Será preciso algo ainda mais catastrófico do que os fenômenos extremos que já experimentamos, para que façamos a transição energética imprescindível à nossa salvação. O bicho-homem é um ser destruidor. Mata as outras espécies, inclusive a sua, e desnatura a natureza. A mudança climática é a única real grave ameaça, capaz de extinguir a vida no planeta.
Se houver futuro, os sobreviventes lamentarão a insânia das atuais gerações, que não tiveram coragem de banir o uso do carvão e demais combustíveis fósseis e de investir pesadamente na busca de alternativas.
Uma delas é o hidrogênio. Ele é multiforme. O hidrogênio verde é o produzido pela eletrólise da água, que pode ser do mar. Por esse processo, o hidrogênio é separado do oxigênio por uma corrente elétrica, vinda de fonte renovável, como a eólica ou solar. O hidrogênio branco, também chamado natural, devido à sua pureza, é produzido naturalmente na crosta terrestre. Fonte potencial de energia limpa, gerada continuamente pela Terra. Os reservatórios se formam quando a água aquecida encontra rochas ricas em ferro.
O hidrogênio azul é produzido pela "reforma a vapor". Deriva do gás natural, combustível fóssil, capturado nas chaminés das indústrias. A maior parte do CO2 emitido no processo é capturado e armazenado no subsolo. Há também o hidrogênio cinza, igualmente extraído do gás natural. A diferença é que as tecnologias não capturam o gás carbônico e ele é liberado para a atmosfera. É o menos ecológico dos hidrogênios.
Hidrogênios rosa e roxo, são produzidos pela eletrólise da água o roxo se faz mediante uso de energia nuclear e calor, por meio da divisão combinada da eletrólise quimiotérmica da água. O rosa se produz por eletrólise da água, usando eletricidade de usina nuclear. Os hidrogênios marrom e preto, produzidos a partir do carvão, são dois outros tipos. Mas são considerados poluentes.
Quais os estudantes do Ensino Médio que hoje têm aulas a respeito da transição energética e que tomam conhecimento de que é urgente, no Brasil, a utilização do hidrogênio? As desculpas são as mesmas: ainda existe petróleo em abundância. Os processos para a produção de hidrogênio são caríssimos.

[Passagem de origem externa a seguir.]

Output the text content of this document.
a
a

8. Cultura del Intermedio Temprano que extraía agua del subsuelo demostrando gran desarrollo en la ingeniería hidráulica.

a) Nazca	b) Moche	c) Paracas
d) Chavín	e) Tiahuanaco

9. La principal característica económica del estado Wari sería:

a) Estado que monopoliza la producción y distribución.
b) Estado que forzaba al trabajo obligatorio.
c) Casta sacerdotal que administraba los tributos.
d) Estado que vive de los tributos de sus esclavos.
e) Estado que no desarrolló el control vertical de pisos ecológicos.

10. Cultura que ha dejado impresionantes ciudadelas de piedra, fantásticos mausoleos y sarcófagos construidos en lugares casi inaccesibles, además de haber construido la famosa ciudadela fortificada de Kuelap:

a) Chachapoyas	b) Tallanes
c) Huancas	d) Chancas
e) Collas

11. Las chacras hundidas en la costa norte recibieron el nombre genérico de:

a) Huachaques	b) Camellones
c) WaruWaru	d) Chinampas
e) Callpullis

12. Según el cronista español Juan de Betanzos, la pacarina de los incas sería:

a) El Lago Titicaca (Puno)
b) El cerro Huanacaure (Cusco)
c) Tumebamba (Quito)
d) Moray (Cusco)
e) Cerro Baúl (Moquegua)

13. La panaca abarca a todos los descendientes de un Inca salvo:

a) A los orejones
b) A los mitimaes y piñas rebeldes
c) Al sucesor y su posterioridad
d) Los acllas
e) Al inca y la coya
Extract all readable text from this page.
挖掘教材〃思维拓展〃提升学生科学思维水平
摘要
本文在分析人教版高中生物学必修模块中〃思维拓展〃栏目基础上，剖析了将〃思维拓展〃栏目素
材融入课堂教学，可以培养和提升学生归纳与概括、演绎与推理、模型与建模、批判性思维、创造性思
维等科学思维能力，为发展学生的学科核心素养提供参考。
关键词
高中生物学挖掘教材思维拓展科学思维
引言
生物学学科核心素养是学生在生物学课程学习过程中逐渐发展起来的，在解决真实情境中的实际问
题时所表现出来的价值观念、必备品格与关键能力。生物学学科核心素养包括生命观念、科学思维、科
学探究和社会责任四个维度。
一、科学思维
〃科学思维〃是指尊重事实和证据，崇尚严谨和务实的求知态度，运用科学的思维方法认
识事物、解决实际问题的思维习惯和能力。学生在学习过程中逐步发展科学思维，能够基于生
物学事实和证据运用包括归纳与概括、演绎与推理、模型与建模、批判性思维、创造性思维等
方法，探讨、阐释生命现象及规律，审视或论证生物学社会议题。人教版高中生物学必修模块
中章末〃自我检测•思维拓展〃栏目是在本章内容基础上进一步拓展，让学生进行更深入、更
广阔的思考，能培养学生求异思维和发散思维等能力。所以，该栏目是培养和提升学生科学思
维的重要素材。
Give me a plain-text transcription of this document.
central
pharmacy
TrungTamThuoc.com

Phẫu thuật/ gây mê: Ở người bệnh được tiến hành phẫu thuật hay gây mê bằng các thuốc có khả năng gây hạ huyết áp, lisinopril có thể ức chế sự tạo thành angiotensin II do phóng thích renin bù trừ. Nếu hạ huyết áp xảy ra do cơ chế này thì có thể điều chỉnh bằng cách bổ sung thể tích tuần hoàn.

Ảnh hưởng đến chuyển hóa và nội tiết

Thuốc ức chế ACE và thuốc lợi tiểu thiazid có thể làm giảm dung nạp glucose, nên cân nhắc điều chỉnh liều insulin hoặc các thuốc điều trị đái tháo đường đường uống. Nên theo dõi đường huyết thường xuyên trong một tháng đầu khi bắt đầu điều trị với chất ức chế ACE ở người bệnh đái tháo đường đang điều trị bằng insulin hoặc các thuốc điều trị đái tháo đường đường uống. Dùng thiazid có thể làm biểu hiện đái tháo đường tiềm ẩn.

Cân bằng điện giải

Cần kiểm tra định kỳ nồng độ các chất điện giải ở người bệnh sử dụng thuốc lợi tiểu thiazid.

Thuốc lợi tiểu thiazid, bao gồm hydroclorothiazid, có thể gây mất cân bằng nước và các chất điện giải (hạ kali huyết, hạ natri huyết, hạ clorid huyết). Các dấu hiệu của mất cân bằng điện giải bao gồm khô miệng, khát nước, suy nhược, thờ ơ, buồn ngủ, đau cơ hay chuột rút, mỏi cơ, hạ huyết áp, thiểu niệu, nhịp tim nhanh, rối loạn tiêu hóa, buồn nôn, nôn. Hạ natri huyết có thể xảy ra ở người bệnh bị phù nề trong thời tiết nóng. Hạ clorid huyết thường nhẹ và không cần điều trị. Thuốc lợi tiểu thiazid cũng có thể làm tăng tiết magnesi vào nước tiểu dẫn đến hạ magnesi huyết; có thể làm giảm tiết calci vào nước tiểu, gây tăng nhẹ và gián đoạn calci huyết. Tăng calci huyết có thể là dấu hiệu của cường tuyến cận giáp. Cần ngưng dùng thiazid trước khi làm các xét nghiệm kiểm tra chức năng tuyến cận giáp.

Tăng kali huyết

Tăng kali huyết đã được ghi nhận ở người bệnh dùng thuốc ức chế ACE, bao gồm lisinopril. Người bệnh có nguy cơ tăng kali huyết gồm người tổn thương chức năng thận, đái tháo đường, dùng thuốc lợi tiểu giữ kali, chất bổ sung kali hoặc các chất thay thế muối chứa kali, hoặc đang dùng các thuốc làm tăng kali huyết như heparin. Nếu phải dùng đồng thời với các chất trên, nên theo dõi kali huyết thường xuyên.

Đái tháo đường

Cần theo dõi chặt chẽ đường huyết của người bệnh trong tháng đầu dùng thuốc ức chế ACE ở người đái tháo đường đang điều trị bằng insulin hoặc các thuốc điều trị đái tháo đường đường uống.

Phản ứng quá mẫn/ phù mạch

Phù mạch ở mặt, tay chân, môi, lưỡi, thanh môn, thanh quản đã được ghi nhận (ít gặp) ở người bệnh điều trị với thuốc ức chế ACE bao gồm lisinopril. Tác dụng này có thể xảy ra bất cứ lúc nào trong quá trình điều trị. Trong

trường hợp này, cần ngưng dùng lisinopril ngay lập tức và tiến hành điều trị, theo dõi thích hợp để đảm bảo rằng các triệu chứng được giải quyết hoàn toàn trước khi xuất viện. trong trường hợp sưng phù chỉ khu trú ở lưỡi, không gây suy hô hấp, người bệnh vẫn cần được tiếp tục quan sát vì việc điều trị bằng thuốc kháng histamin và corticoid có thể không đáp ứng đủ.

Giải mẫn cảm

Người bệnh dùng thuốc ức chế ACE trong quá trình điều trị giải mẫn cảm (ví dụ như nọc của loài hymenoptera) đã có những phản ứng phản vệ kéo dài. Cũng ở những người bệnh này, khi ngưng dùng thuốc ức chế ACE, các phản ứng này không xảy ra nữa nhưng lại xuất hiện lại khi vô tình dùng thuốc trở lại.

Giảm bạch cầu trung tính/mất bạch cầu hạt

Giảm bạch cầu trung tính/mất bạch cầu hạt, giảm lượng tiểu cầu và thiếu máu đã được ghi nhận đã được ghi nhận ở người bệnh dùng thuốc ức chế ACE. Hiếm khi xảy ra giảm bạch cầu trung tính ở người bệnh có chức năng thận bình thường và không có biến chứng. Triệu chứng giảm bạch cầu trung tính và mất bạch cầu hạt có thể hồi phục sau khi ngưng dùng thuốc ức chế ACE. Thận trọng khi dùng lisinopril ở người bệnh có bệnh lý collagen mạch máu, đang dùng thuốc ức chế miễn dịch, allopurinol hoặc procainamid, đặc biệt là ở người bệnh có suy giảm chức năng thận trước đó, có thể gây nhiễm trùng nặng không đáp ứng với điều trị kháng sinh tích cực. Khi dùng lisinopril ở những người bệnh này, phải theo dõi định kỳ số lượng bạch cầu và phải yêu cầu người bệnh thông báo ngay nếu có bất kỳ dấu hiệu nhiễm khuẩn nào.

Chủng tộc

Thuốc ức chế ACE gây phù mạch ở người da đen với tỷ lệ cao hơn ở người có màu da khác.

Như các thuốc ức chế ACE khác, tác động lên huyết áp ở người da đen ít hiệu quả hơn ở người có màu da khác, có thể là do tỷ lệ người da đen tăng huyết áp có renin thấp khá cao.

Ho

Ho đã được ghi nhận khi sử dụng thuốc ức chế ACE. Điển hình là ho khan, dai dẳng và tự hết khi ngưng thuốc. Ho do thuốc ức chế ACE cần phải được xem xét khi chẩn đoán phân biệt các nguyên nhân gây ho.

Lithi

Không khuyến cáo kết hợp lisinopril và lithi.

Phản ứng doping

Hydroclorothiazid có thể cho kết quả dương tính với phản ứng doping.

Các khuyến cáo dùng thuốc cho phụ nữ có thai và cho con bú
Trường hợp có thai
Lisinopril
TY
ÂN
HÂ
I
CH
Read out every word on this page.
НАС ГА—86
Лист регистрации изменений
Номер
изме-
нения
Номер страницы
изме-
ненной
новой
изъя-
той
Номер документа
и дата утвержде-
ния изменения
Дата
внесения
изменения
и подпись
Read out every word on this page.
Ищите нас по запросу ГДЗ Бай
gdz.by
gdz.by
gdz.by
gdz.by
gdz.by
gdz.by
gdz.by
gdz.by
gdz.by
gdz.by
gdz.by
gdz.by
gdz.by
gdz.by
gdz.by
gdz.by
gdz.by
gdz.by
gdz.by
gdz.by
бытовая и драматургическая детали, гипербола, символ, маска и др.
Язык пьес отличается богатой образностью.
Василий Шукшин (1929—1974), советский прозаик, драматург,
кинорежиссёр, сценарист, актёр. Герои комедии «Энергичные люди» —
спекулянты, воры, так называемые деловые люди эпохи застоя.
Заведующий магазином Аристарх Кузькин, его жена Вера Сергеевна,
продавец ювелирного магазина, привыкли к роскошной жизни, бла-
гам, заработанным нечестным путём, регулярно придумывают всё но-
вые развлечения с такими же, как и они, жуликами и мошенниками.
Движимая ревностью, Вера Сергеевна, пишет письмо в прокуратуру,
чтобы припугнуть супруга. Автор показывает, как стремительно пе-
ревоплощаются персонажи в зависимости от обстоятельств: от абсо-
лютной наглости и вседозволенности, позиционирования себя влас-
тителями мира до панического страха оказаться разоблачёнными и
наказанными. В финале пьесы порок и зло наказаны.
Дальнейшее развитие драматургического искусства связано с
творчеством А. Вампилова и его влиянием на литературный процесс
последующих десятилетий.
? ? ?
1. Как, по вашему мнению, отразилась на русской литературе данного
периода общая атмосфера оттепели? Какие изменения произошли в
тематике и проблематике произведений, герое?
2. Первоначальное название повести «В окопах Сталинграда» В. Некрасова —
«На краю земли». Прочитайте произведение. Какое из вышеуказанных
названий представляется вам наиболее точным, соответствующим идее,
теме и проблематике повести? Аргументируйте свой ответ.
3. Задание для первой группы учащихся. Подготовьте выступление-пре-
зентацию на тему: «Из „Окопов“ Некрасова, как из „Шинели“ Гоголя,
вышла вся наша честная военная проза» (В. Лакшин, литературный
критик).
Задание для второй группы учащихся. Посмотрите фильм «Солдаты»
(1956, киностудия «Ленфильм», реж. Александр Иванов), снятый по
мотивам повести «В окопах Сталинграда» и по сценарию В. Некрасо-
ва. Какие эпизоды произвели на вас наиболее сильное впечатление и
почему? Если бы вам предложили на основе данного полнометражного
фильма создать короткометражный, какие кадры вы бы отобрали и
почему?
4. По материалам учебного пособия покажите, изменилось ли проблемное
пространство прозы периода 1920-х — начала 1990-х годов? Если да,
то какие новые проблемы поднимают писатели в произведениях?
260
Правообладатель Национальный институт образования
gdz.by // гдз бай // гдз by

Mais importante do que autorizar prospecção de petróleo na foz do Amazônia, aumentar os dividendos da Petrobrás, anistiar grileiros, dendroclastas e exploradores de minerais em demarcações indígenas e em reservas ambientais, é investir em pesquisa. Converter a educação defasada, anacrônica e decoreba, em forma de despertar a curiosidade da infância e da juventude para o estudo e o aprofundamento em ciências duras. Física, matemática, química, geologia, biologia, botânica, tudo aquilo que salva a humanidade e o planeta.
O ensino pífio de humanidades superficiais, a formação de gerações desacostumadas aos desafios, incapazes de se adaptar às profundas mutações estruturais advindas da dinâmica das mais modernas tecnologias é insuficiente para salvar a Terra.
Se os docentes se devotassem a conscientizar infância e juventude sobre os riscos a que a humanidade está exposta em virtude de sua inconsequência, egoísmo e ignorância, já cumpririam imenso papel na transformação do mundo. É urgente desenvolver as capacidades socioemocionais, negligenciadas em favor de um ensino que prioriza a memorização e não prepara os jovens para a árdua luta que enfrentarão logo mais. A vez é do hidrogênio, não da decoreba superficial e inútil.